It’s a truly amazing lack of perspective. Gays are persecuted, discriminated against, bullied, beaten, raped, and murdered; many of them feel they have to conceal the very essence of who they are to fit in and be safe. Gay marriage opponents? The worst that’ll happen to them is that they’ll get picketed or insulted, or get the cold shoulder from residents of the 21st century. But apparently the risk of facing intolerance of one’s own intolerance is too steep a price to pay for defending The Most Important Institution Evar.
Many of these people who want to hide under a hood claim to be Christians (which insults the many, many Christian faith groups who support fairness and inclusivity.) Perhaps it is time for them to actually READ the Bible that they thump so passionately:
And this is the judgement, that the light has come into the world, and people loved darkness rather than light because their deeds were evil. For all who do evil hate the light and do not come to the light, so that their deeds may not be exposed. But those who do what is true come to the light, so that it may be clearly seen that their deeds have been done in God.’
John 3:19-21

1 comment:

IT said...

Jerry Sanders, Republican Mayor of san Diego and former police chief, testified yesterday about why he changed his mind about equality. At the press conference afterwards, he said:
I know that one of the things that I saw today and one of the things that probably you saw is that the other side would like us to think that all of a sudden the Yes people are being discriminated against and there's violence against them.

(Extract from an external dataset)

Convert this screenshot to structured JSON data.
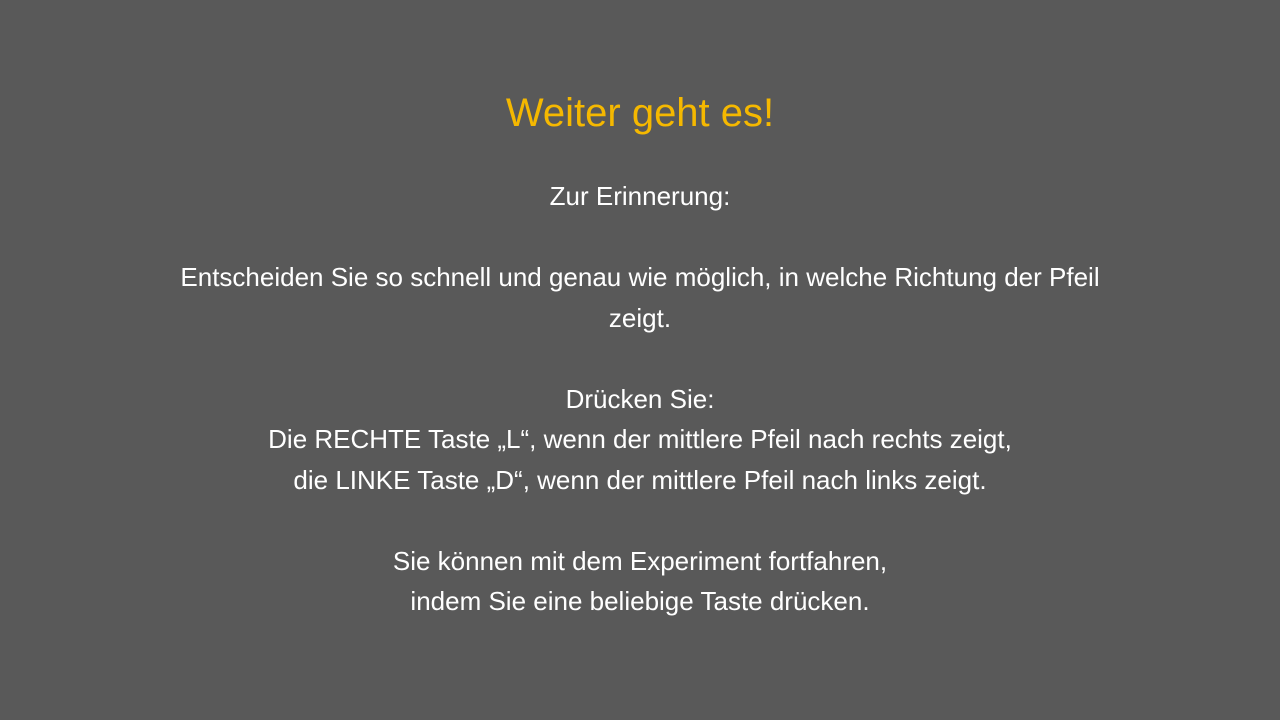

I have to tell you, as a police officer for over 26 years, as a mayor, that is not what I've seen. I have seen violence against gays and lesbians in the community, I've seen hate crimes, I've seen people beat to death, I've seen people almost beat to death, and never has that been somebody that was for Yes on Proposition 8. Instead, it's always been the gay and lesbian community that's felt the brunt of hate crimes.

Before I became mayor I spent 26 years on the San Diego Police Department, and I'm very proud of the career that I had, and I witnessed, in the early years, discrimination in both the department and the city and, as I've said, I've seen discrimination and hate crimes occur in the city of San Diego.